You have heard me say more than once that in the course of the gospels, Jesus asks 365 questions but only answers seven of them. Maybe rather than ‘Jesus is the answer’ we might say ‘Jesus is the question,’ if you get my drift. So much is at stake in asking the right question. To get good or deep answers you must ask good or deep questions.
I was thinking of this with regard to our 13 young people confirmed last Sunday. Their faith statements reflected their probing questions, shedding their childhood faith to take on a budding grown-up faith. I was thinking of this with regard to this Sunday, when I will preach a second installment in the sermon series “Fear of the Other: No Fear in Love.” I want to ask what’s behind and underneath our fear. My sense is we won’t get anything like good answers for immigrants or refugees until we can ask questions such as these.
Church is where we ask the hard questions. Even when no clear or satisfying answers sound in reply, it is still worth asking them. The prophet Jeremiah, for example, asked, “Is evil a recompense for good?” (Jeremiah 18.20) Or to put his query more colloquially, “Is that what I get for doing the right thing?” Elsewhere, Jeremiah asks the flip side of that question, “Why do the evil prosper?” Church is where we ask the hard questions.
Questions like these are not low-key or routine inquiries. They are not asked in a neutral tone, as if to say, “Is the food any good there?” or “What station has the cheapest gas?” They are charged. They carry a full freight of feeling: anger, hurt, sadness, confusion, despair, rejection, more anger. Did I mention anger? It is why I want church not merely to be where we put on our “Sunday best”, but where we tell the whole truth of our lives. Otherwise, these deep and confusing truths of our lives might not find voice elsewhere.
To do the right thing and be rejected — or even be attacked — is one of the most disorienting experiences any person can have. Life isn’t supposed to be this way! And yet, it is. It is this way. The lives of the prophets, the story of Jesus in Holy Week, the lives of countless advocates of justice and righteousness throughout history confirm it.
If we don’t have easy or straightforward answers to Jeremiah’s tough questions, we can at least be grateful that we find them in the sacred Scriptures of our faith. In the Bible we hear people telling it like it is. Thank God. This means that when we are in the midst of such an experience, hearing stories of this happening across time, we are less alone. It means we worship a God who can handle questions born of hurt, anger and rejection.
Slowly, it dawns on us there are no easy or obvious correlations between righteousness and reward, between evil and punishment. We live this side of the Promised Land, which is to say, here and now, things aren’t always clear and don’t always make sense.

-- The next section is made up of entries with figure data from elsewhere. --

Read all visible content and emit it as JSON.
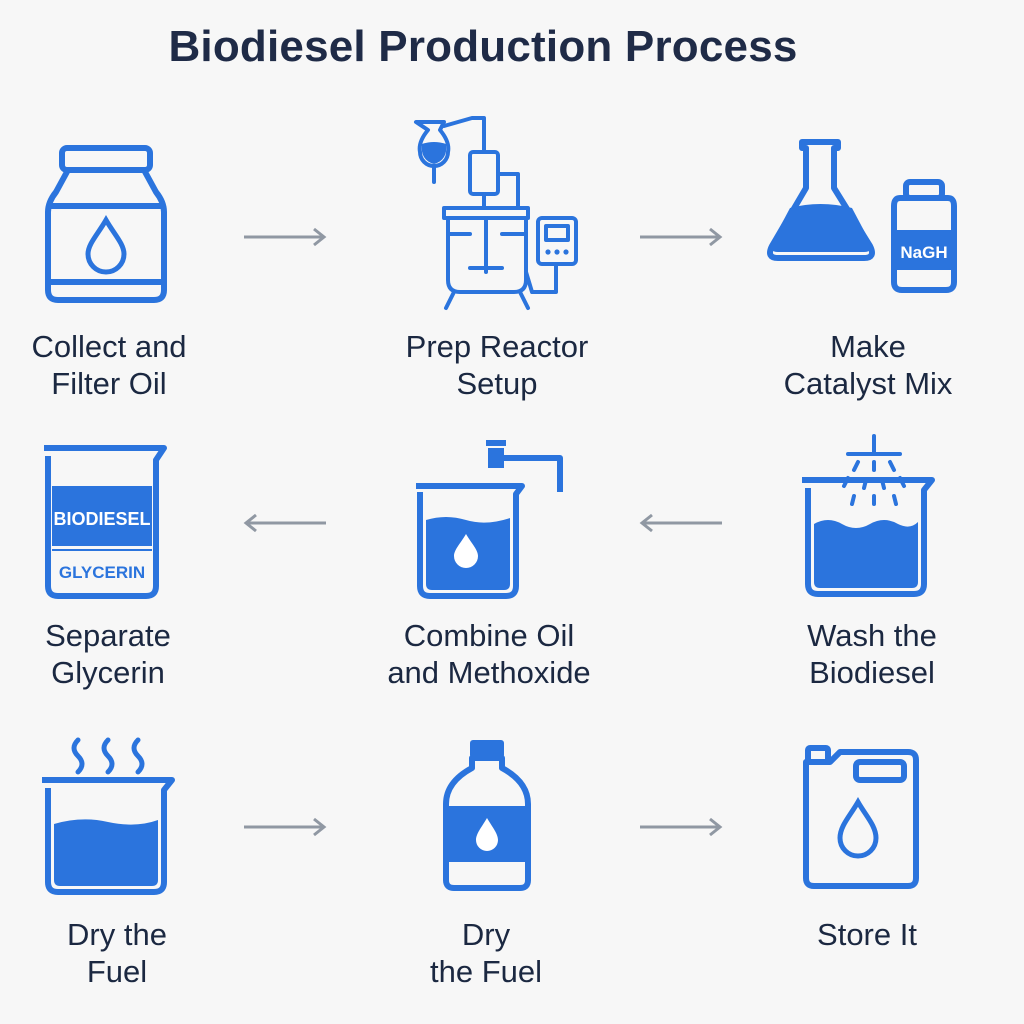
{
  "title": "Biodiesel Production Process",
  "colors": {
    "accent": "#2b74dd",
    "text": "#1b2841",
    "arrow": "#9098a3",
    "background": "#f7f7f7"
  },
  "steps": [
    {
      "line1": "Collect and",
      "line2": "Filter Oil",
      "icon": "oil-jar-icon"
    },
    {
      "line1": "Prep Reactor",
      "line2": "Setup",
      "icon": "reactor-icon"
    },
    {
      "line1": "Make",
      "line2": "Catalyst Mix",
      "icon": "catalyst-flask-icon",
      "bottle_text": "NaGH"
    },
    {
      "line1": "Separate",
      "line2": "Glycerin",
      "icon": "separation-beaker-icon",
      "upper_text": "BIODIESEL",
      "lower_text": "GLYCERIN"
    },
    {
      "line1": "Combine Oil",
      "line2": "and Methoxide",
      "icon": "mixing-beaker-icon"
    },
    {
      "line1": "Wash the",
      "line2": "Biodiesel",
      "icon": "wash-beaker-icon"
    },
    {
      "line1": "Dry the",
      "line2": "Fuel",
      "icon": "heated-beaker-icon"
    },
    {
      "line1": "Dry",
      "line2": "the Fuel",
      "icon": "fuel-bottle-icon"
    },
    {
      "line1": "Store It",
      "line2": "",
      "icon": "jerrycan-icon"
    }
  ],
  "arrows": [
    {
      "from": "Collect and Filter Oil",
      "to": "Prep Reactor Setup",
      "direction": "right"
    },
    {
      "from": "Prep Reactor Setup",
      "to": "Make Catalyst Mix",
      "direction": "right"
    },
    {
      "from": "Wash the Biodiesel",
      "to": "Combine Oil and Methoxide",
      "direction": "left"
    },
    {
      "from": "Combine Oil and Methoxide",
      "to": "Separate Glycerin",
      "direction": "left"
    },
    {
      "from": "Dry the Fuel",
      "to": "Dry the Fuel",
      "direction": "right"
    },
    {
      "from": "Dry the Fuel",
      "to": "Store It",
      "direction": "right"
    }
  ]
}
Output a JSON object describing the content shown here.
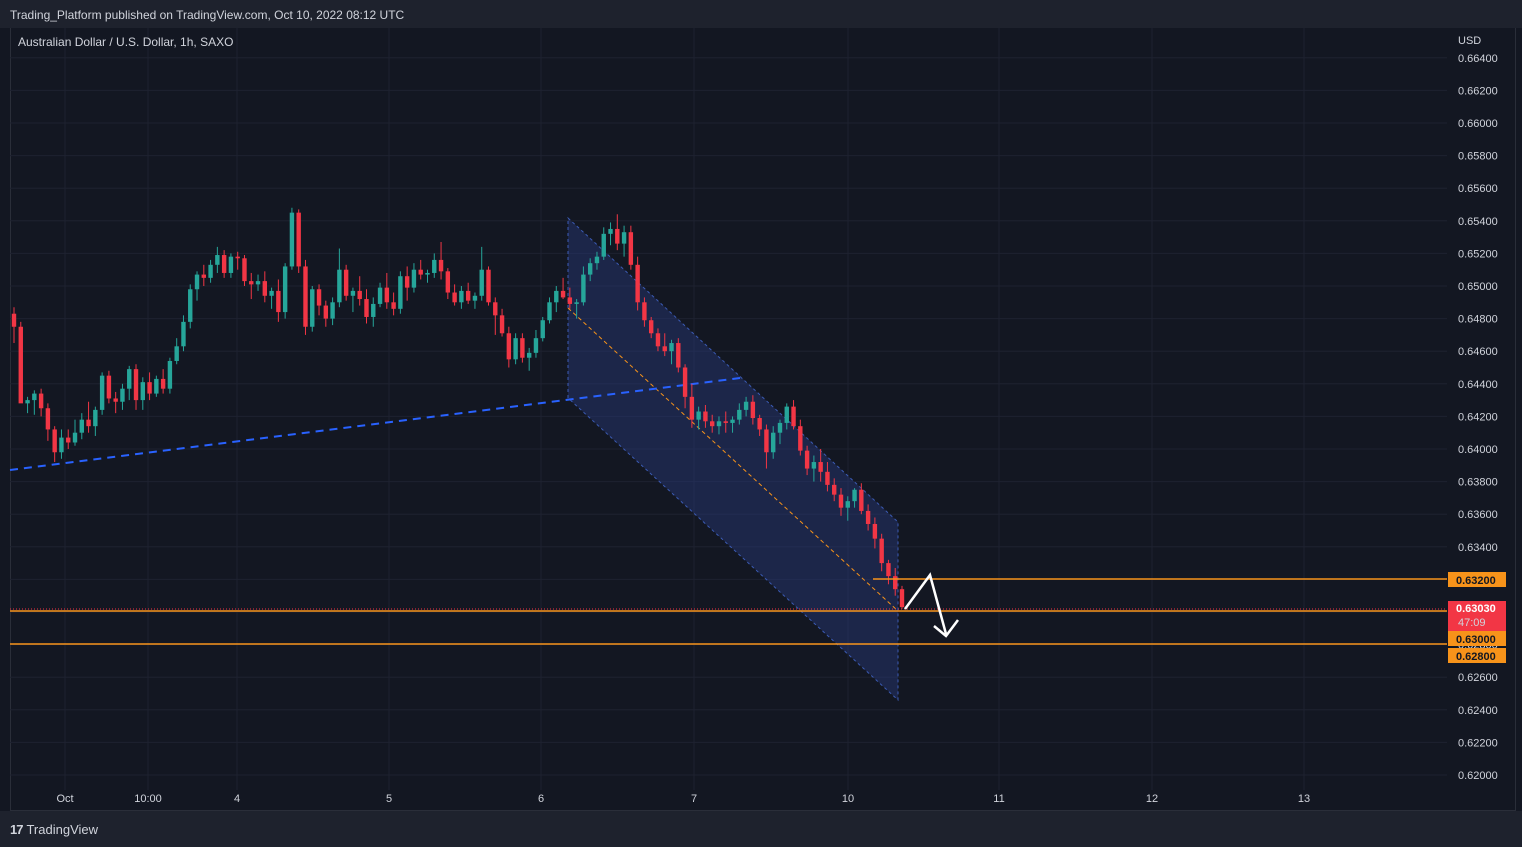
{
  "header": {
    "published_by": "Trading_Platform published on TradingView.com, Oct 10, 2022 08:12 UTC"
  },
  "symbol": {
    "title": "Australian Dollar / U.S. Dollar, 1h, SAXO"
  },
  "footer": {
    "logo_mark": "17",
    "logo_text": "TradingView"
  },
  "colors": {
    "background": "#131722",
    "bull": "#26a69a",
    "bear": "#f23645",
    "level": "#f7931a",
    "trendline": "#2962ff",
    "channel": "#283a7a"
  },
  "price_axis": {
    "currency": "USD",
    "ticks": [
      "0.66400",
      "0.66200",
      "0.66000",
      "0.65800",
      "0.65600",
      "0.65400",
      "0.65200",
      "0.65000",
      "0.64800",
      "0.64600",
      "0.64400",
      "0.64200",
      "0.64000",
      "0.63800",
      "0.63600",
      "0.63400",
      "0.63200",
      "0.63000",
      "0.62800",
      "0.62600",
      "0.62400",
      "0.62200",
      "0.62000"
    ]
  },
  "time_axis": {
    "labels": [
      "Oct",
      "10:00",
      "4",
      "5",
      "6",
      "7",
      "10",
      "11",
      "12",
      "13"
    ]
  },
  "price_tags": {
    "level_upper": "0.63200",
    "current_price": "0.63030",
    "countdown": "47:09",
    "level_mid": "0.63000",
    "level_lower": "0.62800"
  },
  "chart_data": {
    "type": "candlestick",
    "title": "Australian Dollar / U.S. Dollar, 1h, SAXO",
    "ylabel": "USD",
    "ylim": [
      0.6195,
      0.6655
    ],
    "x_labels": [
      "Oct",
      "10:00",
      "4",
      "5",
      "6",
      "7",
      "10",
      "11",
      "12",
      "13"
    ],
    "candles_ohlc": [
      [
        0.6483,
        0.6487,
        0.6465,
        0.6475
      ],
      [
        0.6475,
        0.6478,
        0.6442,
        0.6428
      ],
      [
        0.6428,
        0.6432,
        0.6422,
        0.643
      ],
      [
        0.643,
        0.6436,
        0.6421,
        0.6434
      ],
      [
        0.6434,
        0.6437,
        0.642,
        0.6425
      ],
      [
        0.6425,
        0.6428,
        0.6405,
        0.6412
      ],
      [
        0.6412,
        0.6414,
        0.6392,
        0.6398
      ],
      [
        0.6398,
        0.6412,
        0.6394,
        0.6407
      ],
      [
        0.6407,
        0.6412,
        0.64,
        0.6404
      ],
      [
        0.6404,
        0.6418,
        0.6402,
        0.641
      ],
      [
        0.641,
        0.6422,
        0.6406,
        0.6418
      ],
      [
        0.6418,
        0.6429,
        0.641,
        0.6414
      ],
      [
        0.6414,
        0.6426,
        0.6408,
        0.6424
      ],
      [
        0.6424,
        0.6447,
        0.6421,
        0.6445
      ],
      [
        0.6445,
        0.6448,
        0.6428,
        0.6431
      ],
      [
        0.6431,
        0.6435,
        0.6422,
        0.6429
      ],
      [
        0.6429,
        0.644,
        0.6424,
        0.6437
      ],
      [
        0.6437,
        0.6451,
        0.643,
        0.6449
      ],
      [
        0.6449,
        0.6452,
        0.6424,
        0.643
      ],
      [
        0.643,
        0.6444,
        0.6424,
        0.6441
      ],
      [
        0.6441,
        0.6447,
        0.643,
        0.6434
      ],
      [
        0.6434,
        0.6445,
        0.6432,
        0.6443
      ],
      [
        0.6443,
        0.6449,
        0.6434,
        0.6437
      ],
      [
        0.6437,
        0.6456,
        0.6434,
        0.6454
      ],
      [
        0.6454,
        0.6468,
        0.6452,
        0.6463
      ],
      [
        0.6463,
        0.6482,
        0.646,
        0.6478
      ],
      [
        0.6478,
        0.6501,
        0.6474,
        0.6498
      ],
      [
        0.6498,
        0.6509,
        0.6491,
        0.6507
      ],
      [
        0.6507,
        0.6513,
        0.65,
        0.6505
      ],
      [
        0.6505,
        0.6516,
        0.6502,
        0.6513
      ],
      [
        0.6513,
        0.6524,
        0.6508,
        0.6519
      ],
      [
        0.6519,
        0.6522,
        0.6505,
        0.6508
      ],
      [
        0.6508,
        0.652,
        0.6505,
        0.6518
      ],
      [
        0.6518,
        0.6521,
        0.651,
        0.6517
      ],
      [
        0.6517,
        0.6519,
        0.65,
        0.6503
      ],
      [
        0.6503,
        0.6508,
        0.6492,
        0.6501
      ],
      [
        0.6501,
        0.6507,
        0.6497,
        0.6503
      ],
      [
        0.6503,
        0.6509,
        0.649,
        0.6494
      ],
      [
        0.6494,
        0.6499,
        0.6486,
        0.6497
      ],
      [
        0.6497,
        0.6504,
        0.6478,
        0.6484
      ],
      [
        0.6484,
        0.6514,
        0.648,
        0.6512
      ],
      [
        0.6512,
        0.6548,
        0.651,
        0.6545
      ],
      [
        0.6545,
        0.6547,
        0.6508,
        0.6512
      ],
      [
        0.6512,
        0.6516,
        0.647,
        0.6475
      ],
      [
        0.6475,
        0.65,
        0.6472,
        0.6498
      ],
      [
        0.6498,
        0.6501,
        0.6482,
        0.6488
      ],
      [
        0.6488,
        0.6491,
        0.6475,
        0.648
      ],
      [
        0.648,
        0.6493,
        0.6476,
        0.649
      ],
      [
        0.649,
        0.6523,
        0.6487,
        0.651
      ],
      [
        0.651,
        0.6513,
        0.6491,
        0.6494
      ],
      [
        0.6494,
        0.6499,
        0.6484,
        0.6497
      ],
      [
        0.6497,
        0.6506,
        0.6488,
        0.6492
      ],
      [
        0.6492,
        0.6498,
        0.6477,
        0.6481
      ],
      [
        0.6481,
        0.6493,
        0.6475,
        0.6489
      ],
      [
        0.6489,
        0.6502,
        0.6487,
        0.6499
      ],
      [
        0.6499,
        0.6508,
        0.6486,
        0.649
      ],
      [
        0.649,
        0.6496,
        0.6482,
        0.6486
      ],
      [
        0.6486,
        0.6509,
        0.6483,
        0.6506
      ],
      [
        0.6506,
        0.6512,
        0.6491,
        0.6499
      ],
      [
        0.6499,
        0.6514,
        0.6496,
        0.651
      ],
      [
        0.651,
        0.6516,
        0.6504,
        0.6507
      ],
      [
        0.6507,
        0.651,
        0.6502,
        0.6508
      ],
      [
        0.6508,
        0.652,
        0.6505,
        0.6516
      ],
      [
        0.6516,
        0.6527,
        0.6504,
        0.6509
      ],
      [
        0.6509,
        0.6511,
        0.6492,
        0.6496
      ],
      [
        0.6496,
        0.6501,
        0.6488,
        0.649
      ],
      [
        0.649,
        0.65,
        0.6486,
        0.6497
      ],
      [
        0.6497,
        0.6502,
        0.6489,
        0.6491
      ],
      [
        0.6491,
        0.6496,
        0.6486,
        0.6494
      ],
      [
        0.6494,
        0.6524,
        0.6491,
        0.651
      ],
      [
        0.651,
        0.6512,
        0.6488,
        0.649
      ],
      [
        0.649,
        0.6493,
        0.647,
        0.6482
      ],
      [
        0.6482,
        0.6486,
        0.6469,
        0.6471
      ],
      [
        0.6471,
        0.6475,
        0.645,
        0.6455
      ],
      [
        0.6455,
        0.6471,
        0.6452,
        0.6468
      ],
      [
        0.6468,
        0.6471,
        0.6453,
        0.6456
      ],
      [
        0.6456,
        0.6462,
        0.6448,
        0.6459
      ],
      [
        0.6459,
        0.6473,
        0.6456,
        0.6468
      ],
      [
        0.6468,
        0.6481,
        0.6466,
        0.6479
      ],
      [
        0.6479,
        0.6493,
        0.6477,
        0.649
      ],
      [
        0.649,
        0.65,
        0.6484,
        0.6497
      ],
      [
        0.6497,
        0.6505,
        0.6492,
        0.6493
      ],
      [
        0.6493,
        0.6499,
        0.6486,
        0.6489
      ],
      [
        0.6489,
        0.6492,
        0.648,
        0.649
      ],
      [
        0.649,
        0.6512,
        0.6488,
        0.6507
      ],
      [
        0.6507,
        0.6517,
        0.6503,
        0.6514
      ],
      [
        0.6514,
        0.6521,
        0.651,
        0.6518
      ],
      [
        0.6518,
        0.6536,
        0.6516,
        0.6532
      ],
      [
        0.6532,
        0.6539,
        0.6525,
        0.6535
      ],
      [
        0.6535,
        0.6544,
        0.6522,
        0.6526
      ],
      [
        0.6526,
        0.6537,
        0.6518,
        0.6533
      ],
      [
        0.6533,
        0.6537,
        0.651,
        0.6513
      ],
      [
        0.6513,
        0.6518,
        0.6485,
        0.649
      ],
      [
        0.649,
        0.6493,
        0.6475,
        0.6479
      ],
      [
        0.6479,
        0.6481,
        0.6468,
        0.6471
      ],
      [
        0.6471,
        0.6474,
        0.646,
        0.6463
      ],
      [
        0.6463,
        0.6471,
        0.6457,
        0.646
      ],
      [
        0.646,
        0.6467,
        0.6452,
        0.6465
      ],
      [
        0.6465,
        0.6468,
        0.6447,
        0.645
      ],
      [
        0.645,
        0.6452,
        0.6425,
        0.6432
      ],
      [
        0.6432,
        0.644,
        0.6413,
        0.6418
      ],
      [
        0.6418,
        0.6426,
        0.6412,
        0.6423
      ],
      [
        0.6423,
        0.6427,
        0.6413,
        0.6417
      ],
      [
        0.6417,
        0.6421,
        0.641,
        0.6414
      ],
      [
        0.6414,
        0.642,
        0.6409,
        0.6417
      ],
      [
        0.6417,
        0.6423,
        0.641,
        0.6416
      ],
      [
        0.6416,
        0.642,
        0.641,
        0.6418
      ],
      [
        0.6418,
        0.6428,
        0.6415,
        0.6424
      ],
      [
        0.6424,
        0.6432,
        0.642,
        0.6429
      ],
      [
        0.6429,
        0.6433,
        0.6415,
        0.6419
      ],
      [
        0.6419,
        0.6421,
        0.6408,
        0.6412
      ],
      [
        0.6412,
        0.6415,
        0.6388,
        0.6398
      ],
      [
        0.6398,
        0.6414,
        0.6394,
        0.641
      ],
      [
        0.641,
        0.6418,
        0.6403,
        0.6416
      ],
      [
        0.6416,
        0.6428,
        0.6412,
        0.6426
      ],
      [
        0.6426,
        0.643,
        0.6412,
        0.6414
      ],
      [
        0.6414,
        0.6418,
        0.6396,
        0.6399
      ],
      [
        0.6399,
        0.6402,
        0.6384,
        0.6388
      ],
      [
        0.6388,
        0.6396,
        0.638,
        0.6392
      ],
      [
        0.6392,
        0.64,
        0.638,
        0.6386
      ],
      [
        0.6386,
        0.6392,
        0.6374,
        0.6378
      ],
      [
        0.6378,
        0.6382,
        0.6368,
        0.6372
      ],
      [
        0.6372,
        0.6376,
        0.6359,
        0.6364
      ],
      [
        0.6364,
        0.6371,
        0.6356,
        0.6368
      ],
      [
        0.6368,
        0.6376,
        0.6364,
        0.6375
      ],
      [
        0.6375,
        0.6379,
        0.636,
        0.6362
      ],
      [
        0.6362,
        0.6366,
        0.635,
        0.6354
      ],
      [
        0.6354,
        0.6358,
        0.6339,
        0.6345
      ],
      [
        0.6345,
        0.6348,
        0.6325,
        0.633
      ],
      [
        0.633,
        0.6332,
        0.6317,
        0.6322
      ],
      [
        0.6322,
        0.6327,
        0.631,
        0.6314
      ],
      [
        0.6314,
        0.6316,
        0.6302,
        0.6303
      ]
    ],
    "levels": [
      0.632,
      0.63,
      0.628
    ],
    "current_price": 0.6303,
    "channel": "descending",
    "projection": "bounce to 0.6320 then drop below 0.6300"
  }
}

But as our faith bids us to ask such profound questions, we still hold fast in the belief that ultimately there is moral meaning in the universe. If nothing else, Easter and the resurrection of Jesus means this much. And if we can adorn and garnish that truth to live with the confidence of moral meaning in a world that daily challenges such trust — that is faith and it is a beautiful thing to behold. That is what we are going after, friends.